Parliament guards, most of them from Hamas, tried to block the crowd in Gaza, but were pushed aside as protesters fired in the air in the building's courtyard. At one point, Hamas guards fired from a window, and protesters in the yard returned fire. There were no reports of injuries.

In the West Bank town of Jenin, some 4,000 members of the security forces staged a march to press for their salaries.

Muntassar Abul Wafa, 37, a father of eight, said he received only five payments in the past 10 months for a total of $1,400 (euro1,050), and that he had run out of cash. "Every morning, I leave early, before my children wake up for school, so as not to look at them and see the need in their eyes," he said.

Elsewhere in the West Bank, dozens of parents carrying infants broke into a mother-and-child clinic in Hebron that has been closed because of a strike by unpaid health workers.

Despite the hardship, Hamas has refused to give in to the international demands. On Friday, Haniyeh said his government will never recognize Israel and will fight for Jerusalem, telling a crowd at an Iranian mosque that he will resist U.S. pressure.

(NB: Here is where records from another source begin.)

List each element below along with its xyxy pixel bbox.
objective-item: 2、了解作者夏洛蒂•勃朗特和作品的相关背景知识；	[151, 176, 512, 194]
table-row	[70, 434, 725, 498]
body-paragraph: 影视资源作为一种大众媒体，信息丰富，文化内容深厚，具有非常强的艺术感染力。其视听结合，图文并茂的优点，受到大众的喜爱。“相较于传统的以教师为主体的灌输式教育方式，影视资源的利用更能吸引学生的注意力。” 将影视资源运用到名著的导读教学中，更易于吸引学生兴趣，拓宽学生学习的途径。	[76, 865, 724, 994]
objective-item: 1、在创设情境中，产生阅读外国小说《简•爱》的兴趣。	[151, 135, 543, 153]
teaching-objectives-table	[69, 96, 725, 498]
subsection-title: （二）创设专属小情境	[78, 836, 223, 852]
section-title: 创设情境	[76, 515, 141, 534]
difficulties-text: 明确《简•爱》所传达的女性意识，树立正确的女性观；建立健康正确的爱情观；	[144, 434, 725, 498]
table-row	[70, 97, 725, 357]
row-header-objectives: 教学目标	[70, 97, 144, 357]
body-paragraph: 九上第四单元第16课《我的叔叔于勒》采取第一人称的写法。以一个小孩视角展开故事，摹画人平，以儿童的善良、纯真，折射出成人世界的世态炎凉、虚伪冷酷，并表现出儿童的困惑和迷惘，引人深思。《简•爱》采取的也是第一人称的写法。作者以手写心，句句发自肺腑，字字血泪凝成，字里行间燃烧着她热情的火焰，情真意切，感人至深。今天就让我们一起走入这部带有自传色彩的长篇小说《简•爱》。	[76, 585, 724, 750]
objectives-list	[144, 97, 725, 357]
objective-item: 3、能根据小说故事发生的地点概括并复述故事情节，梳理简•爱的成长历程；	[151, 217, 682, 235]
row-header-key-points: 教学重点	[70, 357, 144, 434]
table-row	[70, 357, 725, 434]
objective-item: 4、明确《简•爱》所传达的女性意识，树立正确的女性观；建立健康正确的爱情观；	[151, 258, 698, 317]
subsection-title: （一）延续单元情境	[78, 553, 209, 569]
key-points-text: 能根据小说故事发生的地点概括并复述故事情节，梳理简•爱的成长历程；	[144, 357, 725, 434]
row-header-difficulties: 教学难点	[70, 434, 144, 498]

Iran has given $120 million (euro90.4 million) to the Hamas-led government, providing some relief for the beleaguered government but not enough to make up its huge deficit.

Participants in Saturday's meeting said Abbas has not set a deadline for holding the new election. But one official close to Abbas said the vote would be held in four or five months if a unity government is not formed by then. The current parliament and Cabinet would remain in office until the vote.

The official spoke on condition of anonymity because a formal decision has not been made.

Calling a new election would be risky for Abbas. Abbas, a moderate elected in a separate presidential vote in 2005, would be putting his own job on the line. And there are no guarantees that Fatah would improve its standing in a new vote. The party, which dominated Palestinian politics for four decades, remains divided and tarnished by corruption, and polls have forecast another Hamas victory.

Abbas also risks setting off a new round of tensions with Hamas. In recent months, Hamas and Fatah's differences have frequently erupted into violence.

Yousef, Haniyeh's aide, said he remained hopeful a solution would be reached. "The door of dialogue is still open because this is the best and safe alternative for all of us," he told the Arabic satellite station al-Jazeera.